Childhood Epilepsy Treatments
Both operations can prevent seizures from spreading.
A hemispherectomy is another procedure in which up to half of the entire brain is removed. These surgeries have greater risks, but they can make a huge difference for children with uncontrolled seizures and related disabilities.
Surgery isn't an option for every person with severe epilepsy. If the epilepsy is the result of a number of lesions on different sides of the brain, surgery won't be effective.
Making the decision to have surgery is difficult. You don't need to rush into it. Unless there's a tumor that's causing the seizures, there's no special urgency. Learn about the surgery and its alternatives. Make sure that you -- and your child -- feel absolutely sure of the surgery before deciding to do it.
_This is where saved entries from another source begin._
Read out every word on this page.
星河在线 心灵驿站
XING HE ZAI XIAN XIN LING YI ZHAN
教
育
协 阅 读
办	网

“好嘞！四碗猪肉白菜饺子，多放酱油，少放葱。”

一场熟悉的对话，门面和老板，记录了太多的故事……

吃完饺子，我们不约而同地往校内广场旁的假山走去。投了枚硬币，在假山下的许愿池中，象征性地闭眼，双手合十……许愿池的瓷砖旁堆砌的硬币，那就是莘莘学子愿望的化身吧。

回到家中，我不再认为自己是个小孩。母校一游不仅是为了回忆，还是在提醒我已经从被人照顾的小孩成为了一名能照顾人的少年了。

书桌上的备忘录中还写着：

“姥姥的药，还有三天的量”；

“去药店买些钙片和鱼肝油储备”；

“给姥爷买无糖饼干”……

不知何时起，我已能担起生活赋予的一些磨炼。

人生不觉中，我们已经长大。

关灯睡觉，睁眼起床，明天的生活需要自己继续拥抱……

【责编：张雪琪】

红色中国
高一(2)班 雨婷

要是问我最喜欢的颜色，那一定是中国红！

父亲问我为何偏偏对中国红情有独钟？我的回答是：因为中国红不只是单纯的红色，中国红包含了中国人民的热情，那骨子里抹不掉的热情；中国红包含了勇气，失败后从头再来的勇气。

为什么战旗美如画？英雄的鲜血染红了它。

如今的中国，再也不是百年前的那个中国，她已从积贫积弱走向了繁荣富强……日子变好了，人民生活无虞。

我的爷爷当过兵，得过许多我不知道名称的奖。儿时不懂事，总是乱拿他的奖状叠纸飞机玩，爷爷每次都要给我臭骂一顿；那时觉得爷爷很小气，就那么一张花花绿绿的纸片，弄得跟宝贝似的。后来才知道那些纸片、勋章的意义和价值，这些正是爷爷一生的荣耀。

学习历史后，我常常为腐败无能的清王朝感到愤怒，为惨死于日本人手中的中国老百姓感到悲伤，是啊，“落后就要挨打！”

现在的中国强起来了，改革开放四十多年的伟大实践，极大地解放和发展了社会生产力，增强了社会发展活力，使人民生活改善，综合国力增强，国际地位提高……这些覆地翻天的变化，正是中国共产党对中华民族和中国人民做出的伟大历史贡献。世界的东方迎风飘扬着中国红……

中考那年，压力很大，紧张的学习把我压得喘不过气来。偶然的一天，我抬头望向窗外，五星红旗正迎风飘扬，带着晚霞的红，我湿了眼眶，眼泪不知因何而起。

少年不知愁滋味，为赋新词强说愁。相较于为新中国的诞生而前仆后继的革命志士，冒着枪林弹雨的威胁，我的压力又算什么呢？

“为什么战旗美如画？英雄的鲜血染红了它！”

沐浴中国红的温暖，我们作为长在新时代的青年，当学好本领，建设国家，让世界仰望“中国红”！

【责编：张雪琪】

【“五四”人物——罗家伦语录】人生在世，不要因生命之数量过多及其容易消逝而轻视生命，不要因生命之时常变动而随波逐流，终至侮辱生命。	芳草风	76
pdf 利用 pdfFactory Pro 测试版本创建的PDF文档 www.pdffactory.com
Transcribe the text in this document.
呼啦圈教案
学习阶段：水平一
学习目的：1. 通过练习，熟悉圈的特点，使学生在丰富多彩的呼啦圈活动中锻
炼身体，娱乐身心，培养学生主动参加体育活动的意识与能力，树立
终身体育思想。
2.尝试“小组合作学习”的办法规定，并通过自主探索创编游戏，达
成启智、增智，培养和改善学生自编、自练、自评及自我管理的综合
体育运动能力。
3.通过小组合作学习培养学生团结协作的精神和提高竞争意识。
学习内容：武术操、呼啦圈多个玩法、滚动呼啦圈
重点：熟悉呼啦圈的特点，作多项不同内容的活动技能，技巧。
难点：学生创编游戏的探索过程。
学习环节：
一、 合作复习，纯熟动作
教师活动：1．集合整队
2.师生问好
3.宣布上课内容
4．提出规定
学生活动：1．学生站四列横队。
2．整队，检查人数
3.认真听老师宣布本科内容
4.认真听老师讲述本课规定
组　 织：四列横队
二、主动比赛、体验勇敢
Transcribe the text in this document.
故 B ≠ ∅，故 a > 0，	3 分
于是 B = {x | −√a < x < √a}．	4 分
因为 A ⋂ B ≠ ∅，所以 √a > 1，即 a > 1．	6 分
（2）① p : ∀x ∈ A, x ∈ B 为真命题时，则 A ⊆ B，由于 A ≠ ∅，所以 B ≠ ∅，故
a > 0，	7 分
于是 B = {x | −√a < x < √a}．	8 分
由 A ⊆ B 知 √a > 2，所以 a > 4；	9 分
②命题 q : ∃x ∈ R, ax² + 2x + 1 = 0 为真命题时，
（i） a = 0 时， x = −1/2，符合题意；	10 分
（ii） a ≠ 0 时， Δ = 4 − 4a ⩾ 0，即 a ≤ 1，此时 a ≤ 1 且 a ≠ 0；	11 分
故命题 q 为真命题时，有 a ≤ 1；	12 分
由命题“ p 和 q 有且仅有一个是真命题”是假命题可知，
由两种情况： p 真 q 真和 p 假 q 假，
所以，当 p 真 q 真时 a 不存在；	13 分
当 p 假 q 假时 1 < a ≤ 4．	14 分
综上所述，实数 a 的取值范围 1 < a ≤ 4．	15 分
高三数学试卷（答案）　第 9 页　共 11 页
Epilepsy and Vagal Nerve Stimulation (VNS)
VNS is a newer type of treatment for people with seizures who haven't had success with medication and are not candidates for epilepsy surgery. In some ways, it's conceptually similar to a pacemaker for people with heart problems. VNS involves implanting a small device about the size of a silver dollar in the chest. It is attached by small wires under the skin to the vagus nerve, a large nerve in the neck, and programmed to regularly emit pulses of electricity to the nerve every few minutes.
Exactly why the device works isn't entirely known, but these regular pulses of electricity help reduce the frequency or intensity of seizures. The device can also be triggered manually by a magnet that can be worn on the wrist or belt. If a person feels a seizure coming on, he or she can wave the magnet over the device to cause it to immediately deliver an electric charge. Parents could also use the magnet on their child after a seizure has begun.
The most common side effect of VNS is hoarseness and, less commonly, discomfort. It may also cause a person's voice to change during the few seconds of stimulation (for that reason, people sometimes turn it off before singing or public speaking). A doctor will be able to reprogram the device in the office using a computer, and you shouldn't need any further maintenance until the battery runs out, which will probably be about six to eight years.
VNS doesn't cure epilepsy but, like anti-seizure medicines, in most people it helps reduce symptoms. Usually, a person using VNS would still take medication, although probably in smaller doses.